Dr Lisa Flanagan MBBch MRCP (UK) BSc (Hons), Consultant in Elderly Medicine, Wirral University Teaching Hospitals NHS Foundation Trust, Arrowe Park Hospital, Arrowe Park Road, Upton, Wirral CH49 5PE, UK. Email: flanlm33@doctors.org.uk

Abstract

The aim of this paper was to compare published studies of care interventions for the management and promotion of continence, with urinary incontinence as the primary focus, in older care home residents. Incontinence is a prevalent and serious problem amongst older people in care homes, with an increasing international focus. MEDLINE and CINAHL searches via OVID (January 1966 to May 2010) were carried out, with studies limited to English language publications only. Included in this search were studies investigating urinary and fecal incontinence in people aged 65 years or older in care homes.

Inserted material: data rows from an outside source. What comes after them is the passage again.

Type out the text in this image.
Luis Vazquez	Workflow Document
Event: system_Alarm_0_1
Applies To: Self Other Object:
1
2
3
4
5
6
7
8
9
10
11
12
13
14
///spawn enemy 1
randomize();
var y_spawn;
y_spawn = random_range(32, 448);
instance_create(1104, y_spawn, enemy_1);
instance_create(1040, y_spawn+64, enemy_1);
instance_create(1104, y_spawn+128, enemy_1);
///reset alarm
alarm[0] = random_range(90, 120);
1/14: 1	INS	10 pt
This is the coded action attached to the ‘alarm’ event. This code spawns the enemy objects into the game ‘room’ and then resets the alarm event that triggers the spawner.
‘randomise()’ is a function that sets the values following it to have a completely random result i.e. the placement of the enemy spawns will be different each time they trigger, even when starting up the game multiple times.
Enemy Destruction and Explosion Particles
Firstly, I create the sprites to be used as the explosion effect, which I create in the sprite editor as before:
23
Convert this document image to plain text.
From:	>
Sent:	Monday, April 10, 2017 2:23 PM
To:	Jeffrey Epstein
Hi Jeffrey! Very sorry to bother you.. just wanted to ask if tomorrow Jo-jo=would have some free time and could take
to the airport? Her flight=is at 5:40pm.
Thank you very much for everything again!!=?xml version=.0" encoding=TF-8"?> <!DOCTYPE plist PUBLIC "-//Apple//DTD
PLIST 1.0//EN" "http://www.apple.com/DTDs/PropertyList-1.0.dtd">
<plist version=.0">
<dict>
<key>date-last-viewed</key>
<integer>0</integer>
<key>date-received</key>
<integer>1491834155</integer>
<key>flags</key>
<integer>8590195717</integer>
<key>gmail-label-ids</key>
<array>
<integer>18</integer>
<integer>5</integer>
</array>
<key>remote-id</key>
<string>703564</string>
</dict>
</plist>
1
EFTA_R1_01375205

Studies on surgical or pharmacological interventions or fecal incontinence alone were excluded. A total of 33 interventional studies were identified. Toileting programs and incontinence pads are the mainstays of treatment, with some studies implying significant economic and labor costs. Drug therapy as an adjunct to toileting programs has so far shown only moderate benefits. Combined physical therapy/behavioral therapies have shown effective short-term improvements. Adaptations to physical environment and staff training techniques might also be paramount. Exercise and Functional Incidental Training programs, although expensive, might provide additional benefit by reducing wetness rates and improving appropriate toileting rates. Combined complex behavioral interventions are now a common feature and their effectiveness for the management of urinary incontinence should be determined in future studies. Studies including long-term effectiveness on maintaining continence with full economic evaluation are also warranted in this population. Geriatr Gerontol Int 2012; 12: ••–••.